Sleeping on a hammock suspended from the top of a grass hut may not be a traveler's idea of a good night's sleep. But for fledgling photographer James Neuendorf, it's a great way to meet the locals.

Establishing a relationship with indigenous people almost always translates into better pictures, the 20-year-old says.

The Michigan-based student has already traveled the world's most remote spots in China, Russia, Panama, Haiti and the Philippines.

Now a junior at Concordia College in Ann Arbor, studying biblical languages and journalism, he's a new travel photographer with much promise, working on his first photo book.

He credits his quick photo talent evolution to the notion of stepping outside the tourist bubble, as well as his frustration with his past photos of world travel.

Neuendorf's globetrotting began with missionary trips at age 6, but his interest in photography was sparked after a recent trip to China.

"I appreciated how much a picture is worth because I was interested in capturing my trips but was disappointed with the photos when I came back," he says.

It was after he upgraded his camera and studied art, drawing and basic photography that he began to produce solid results. And it thrilled him.

That experience was followed by a job writing press releases for the university which also required him to use the school camera, a "real Nikon D70." He says this type of work is a great place to start and have access to a professional camera.

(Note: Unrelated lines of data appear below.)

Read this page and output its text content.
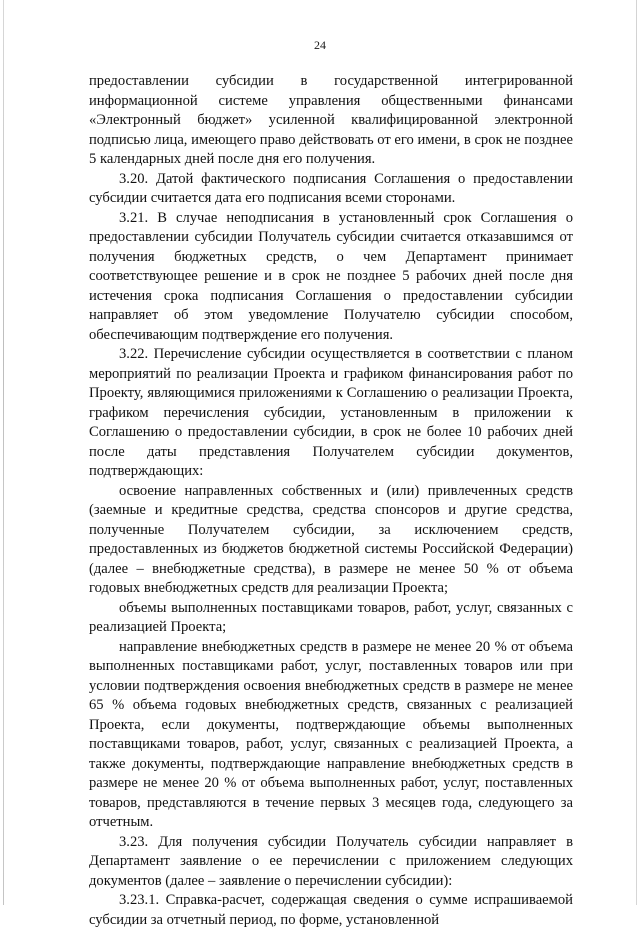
24

предоставлении субсидии в государственной интегрированной информационной системе управления общественными финансами «Электронный бюджет» усиленной квалифицированной электронной подписью лица, имеющего право действовать от его имени, в срок не позднее 5 календарных дней после дня его получения.

3.20. Датой фактического подписания Соглашения о предоставлении субсидии считается дата его подписания всеми сторонами.

3.21. В случае неподписания в установленный срок Соглашения о предоставлении субсидии Получатель субсидии считается отказавшимся от получения бюджетных средств, о чем Департамент принимает соответствующее решение и в срок не позднее 5 рабочих дней после дня истечения срока подписания Соглашения о предоставлении субсидии направляет об этом уведомление Получателю субсидии способом, обеспечивающим подтверждение его получения.

3.22. Перечисление субсидии осуществляется в соответствии с планом мероприятий по реализации Проекта и графиком финансирования работ по Проекту, являющимися приложениями к Соглашению о реализации Проекта, графиком перечисления субсидии, установленным в приложении к Соглашению о предоставлении субсидии, в срок не более 10 рабочих дней после даты представления Получателем субсидии документов, подтверждающих:

освоение направленных собственных и (или) привлеченных средств (заемные и кредитные средства, средства спонсоров и другие средства, полученные Получателем субсидии, за исключением средств, предоставленных из бюджетов бюджетной системы Российской Федерации) (далее – внебюджетные средства), в размере не менее 50 % от объема годовых внебюджетных средств для реализации Проекта;

объемы выполненных поставщиками товаров, работ, услуг, связанных с реализацией Проекта;

направление внебюджетных средств в размере не менее 20 % от объема выполненных поставщиками работ, услуг, поставленных товаров или при условии подтверждения освоения внебюджетных средств в размере не менее 65 % объема годовых внебюджетных средств, связанных с реализацией Проекта, если документы, подтверждающие объемы выполненных поставщиками товаров, работ, услуг, связанных с реализацией Проекта, а также документы, подтверждающие направление внебюджетных средств в размере не менее 20 % от объема выполненных работ, услуг, поставленных товаров, представляются в течение первых 3 месяцев года, следующего за отчетным.

3.23. Для получения субсидии Получатель субсидии направляет в Департамент заявление о ее перечислении с приложением следующих документов (далее – заявление о перечислении субсидии):

3.23.1. Справка-расчет, содержащая сведения о сумме испрашиваемой субсидии за отчетный период, по форме, установленной
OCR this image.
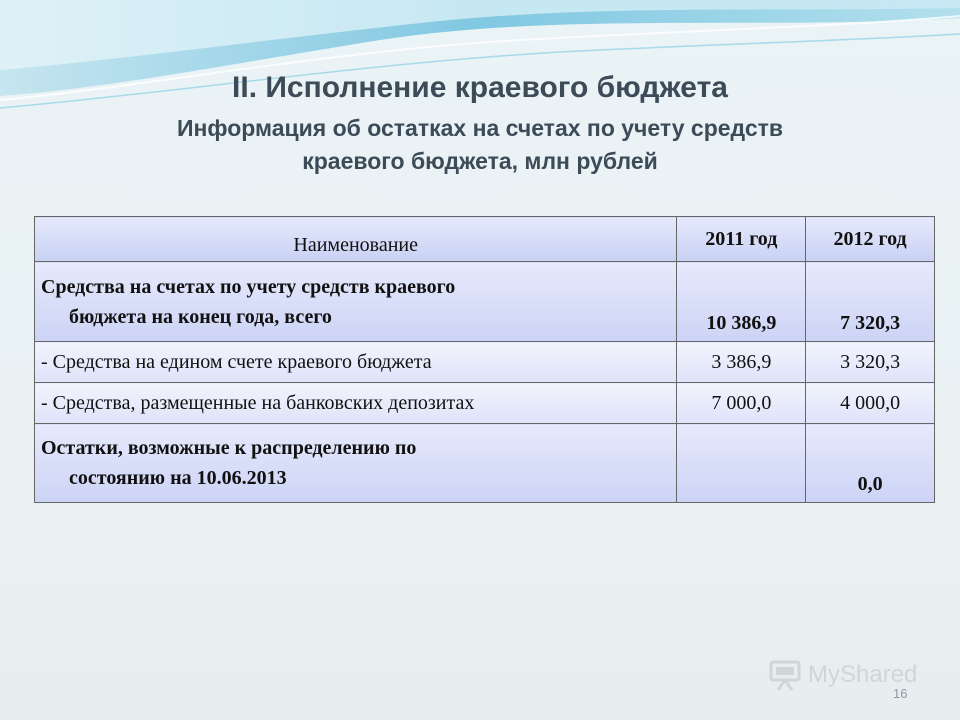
II. Исполнение краевого бюджета

Информация об остатках на счетах по учету средств

краевого бюджета, млн рублей

Наименование	2011 год	2012 год
Средства на счетах по учету средств краевого
бюджета на конец года, всего	10 386,9	7 320,3
- Средства на едином счете краевого бюджета	3 386,9	3 320,3
- Средства, размещенные на банковских депозитах	7 000,0	4 000,0
Остатки, возможные к распределению по
состоянию на 10.06.2013		0,0
MyShared
16
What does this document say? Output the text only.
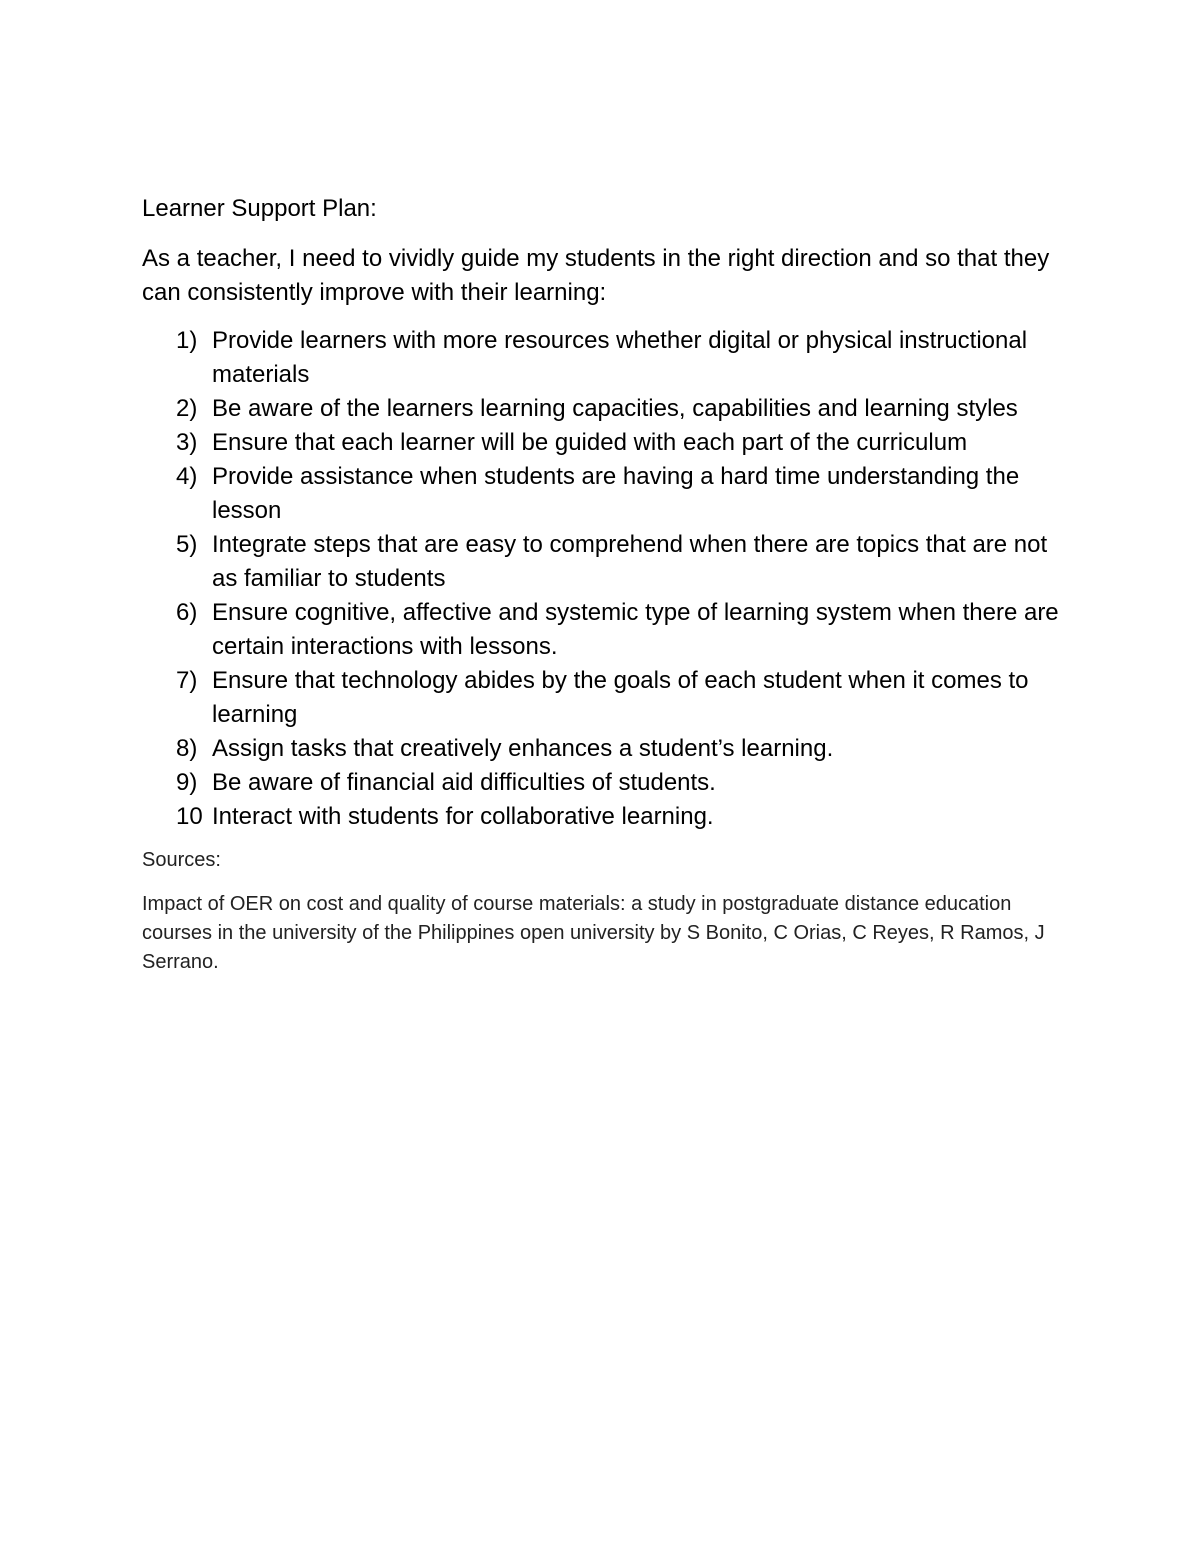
Learner Support Plan:

As a teacher, I need to vividly guide my students in the right direction and so that they can consistently improve with their learning:

1) Provide learners with more resources whether digital or physical instructional materials
2) Be aware of the learners learning capacities, capabilities and learning styles
3) Ensure that each learner will be guided with each part of the curriculum
4) Provide assistance when students are having a hard time understanding the lesson
5) Integrate steps that are easy to comprehend when there are topics that are not as familiar to students
6) Ensure cognitive, affective and systemic type of learning system when there are certain interactions with lessons.
7) Ensure that technology abides by the goals of each student when it comes to learning
8) Assign tasks that creatively enhances a student’s learning.
9) Be aware of financial aid difficulties of students.
10 Interact with students for collaborative learning.

Sources:

Impact of OER on cost and quality of course materials: a study in postgraduate distance education courses in the university of the Philippines open university by S Bonito, C Orias, C Reyes, R Ramos, J Serrano.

A trip to Panama was the birth child of a book idea on missionary work in a tribal setting. The location for the book, the Darien Rainforest, is a remote section of the region, eight hours from the Transamerica Highway that can be reached only by plane. It will explore the Embera Indians' approach to religion told through their words and photos.

Neuendorf is drawn to the rougher areas of the world because that's where he believes he can do the most good.

"People there have a harder time being reached [by others] and are more interesting [to photograph]," he says.

To solidify their cooperation for the book project, he simply talked to the community's pastor and began living with Indian families in their huts.

Likewise, to get his China shots, he simply left the hotel room, went to a slum and began kicking a soccer ball around with the kids. In turn, they began to trust him and let him take their picture.